Unlike the conventional credit cards that are used by the city elites, the UPI credit lines are to be offered to a larger spectrum, not to mention the Tier 2 and rural subscribers to the credit where 60 percent of new credit is generated. The platform allows QR-based payments with 300 million users of UPI and 50 million merchants, making it the perfect way to make small, daily purchases, in other words, at kirana stores and local markets. Kiwi, a fintech partner of Yes Bank and Axis Bank, has users averaging 40 transactions a month, compared to eight times as is the norm with traditional cardholders. This flood has increased the transaction volume of RuPay credit cards (percentage-wise) to 12 percent in 2024 as against 3 percent in 2023.
This transition is supported by the Reserve Bank of India (RBI), which launched a pre-approved UPI credit channel in 2023 that can be used to boost financial inclusion. These lines are using real-time dollars and cents transaction data to make smarter underwriting, leading to reduced risks of defaults by underserved borrowers. In a 2024 study, a 10 percent increase in UPI transactions was observed to increase credit access by 7 percent, especially among subprime and new-to-credit users, with no surge in defaults. But the road ahead is not easy. There are rising delinquencies (3.6 percent at 90+ days past due) and a 28 percent jump in NPAs on credit cards to Rs 6,742 crore in June 2025 to watch out for. Prime borrowers are the ones that banks are focusing on, increasing competition over trusted customers.

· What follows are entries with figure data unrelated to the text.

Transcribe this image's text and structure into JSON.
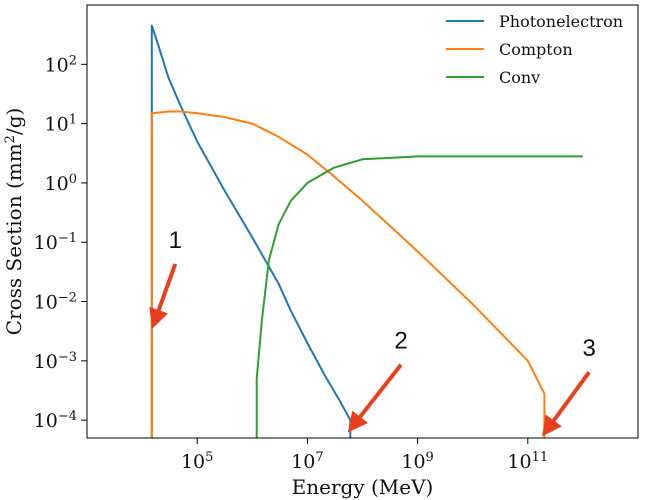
{
  "chart_data": {
    "type": "line",
    "xlabel": "Energy (MeV)",
    "ylabel_main": "Cross Section (mm",
    "ylabel_sup": "2",
    "ylabel_tail": "/g)",
    "x_scale": "log",
    "y_scale": "log",
    "xlim": [
      1000,
      10000000000000
    ],
    "ylim": [
      5e-05,
      1000
    ],
    "x_ticks": [
      {
        "value": 100000,
        "base": "10",
        "exp": "5"
      },
      {
        "value": 10000000,
        "base": "10",
        "exp": "7"
      },
      {
        "value": 1000000000,
        "base": "10",
        "exp": "9"
      },
      {
        "value": 100000000000,
        "base": "10",
        "exp": "11"
      }
    ],
    "y_ticks": [
      {
        "value": 100,
        "base": "10",
        "exp": "2"
      },
      {
        "value": 10,
        "base": "10",
        "exp": "1"
      },
      {
        "value": 1,
        "base": "10",
        "exp": "0"
      },
      {
        "value": 0.1,
        "base": "10",
        "exp": "−1"
      },
      {
        "value": 0.01,
        "base": "10",
        "exp": "−2"
      },
      {
        "value": 0.001,
        "base": "10",
        "exp": "−3"
      },
      {
        "value": 0.0001,
        "base": "10",
        "exp": "−4"
      }
    ],
    "grid": false,
    "legend_position": "top-right",
    "series": [
      {
        "name": "Photonelectron",
        "color": "#1f77b4",
        "points": [
          [
            15000,
            5e-05
          ],
          [
            15000,
            15
          ],
          [
            15000,
            450
          ],
          [
            20000,
            200
          ],
          [
            30000,
            60
          ],
          [
            50000,
            20
          ],
          [
            100000,
            5
          ],
          [
            300000,
            0.8
          ],
          [
            1000000,
            0.12
          ],
          [
            3000000,
            0.02
          ],
          [
            5000000,
            0.007
          ],
          [
            10000000,
            0.002
          ],
          [
            20000000,
            0.0006
          ],
          [
            40000000,
            0.0002
          ],
          [
            60000000,
            0.0001
          ],
          [
            60000000,
            5e-05
          ]
        ]
      },
      {
        "name": "Compton",
        "color": "#ff7f0e",
        "points": [
          [
            15000,
            5e-05
          ],
          [
            15000,
            15
          ],
          [
            30000,
            16
          ],
          [
            50000,
            16
          ],
          [
            100000,
            15
          ],
          [
            300000,
            13
          ],
          [
            1000000,
            10
          ],
          [
            3000000,
            6
          ],
          [
            10000000,
            3
          ],
          [
            30000000,
            1.3
          ],
          [
            100000000,
            0.5
          ],
          [
            1000000000,
            0.07
          ],
          [
            10000000000,
            0.009
          ],
          [
            100000000000,
            0.001
          ],
          [
            200000000000,
            0.00028
          ],
          [
            200000000000,
            5e-05
          ]
        ]
      },
      {
        "name": "Conv",
        "color": "#2ca02c",
        "points": [
          [
            1200000,
            5e-05
          ],
          [
            1200000,
            0.0005
          ],
          [
            1500000,
            0.005
          ],
          [
            2000000,
            0.05
          ],
          [
            3000000,
            0.2
          ],
          [
            5000000,
            0.5
          ],
          [
            10000000,
            1
          ],
          [
            30000000,
            1.8
          ],
          [
            100000000,
            2.5
          ],
          [
            1000000000,
            2.8
          ],
          [
            10000000000,
            2.8
          ],
          [
            100000000000,
            2.8
          ],
          [
            1000000000000,
            2.8
          ]
        ]
      }
    ],
    "annotations": [
      {
        "text": "1",
        "color": "#e8401c",
        "target": [
          16000,
          0.004
        ],
        "label_at": [
          40000,
          0.08
        ]
      },
      {
        "text": "2",
        "color": "#e8401c",
        "target": [
          60000000,
          7e-05
        ],
        "label_at": [
          500000000,
          0.0016
        ]
      },
      {
        "text": "3",
        "color": "#e8401c",
        "target": [
          200000000000,
          6e-05
        ],
        "label_at": [
          1300000000000,
          0.0012
        ]
      }
    ]
  }
}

The new set of NPCI guidelines that will be put in place on August 1, 2025, to limit balance requests per day to 50 and pay down autopay at off-peak times is an attempt to keep the UPI infrastructure on a firm footing against this credit boom. Such measures are scalable and convenient to the user. As India has a credit-to-GDP ratio of 40%, which is low by the standards of developed markets, the digital rails provided by UPI offer an inclusive, scalable, and available way to close that credit gap and change how Indians can borrow and spend.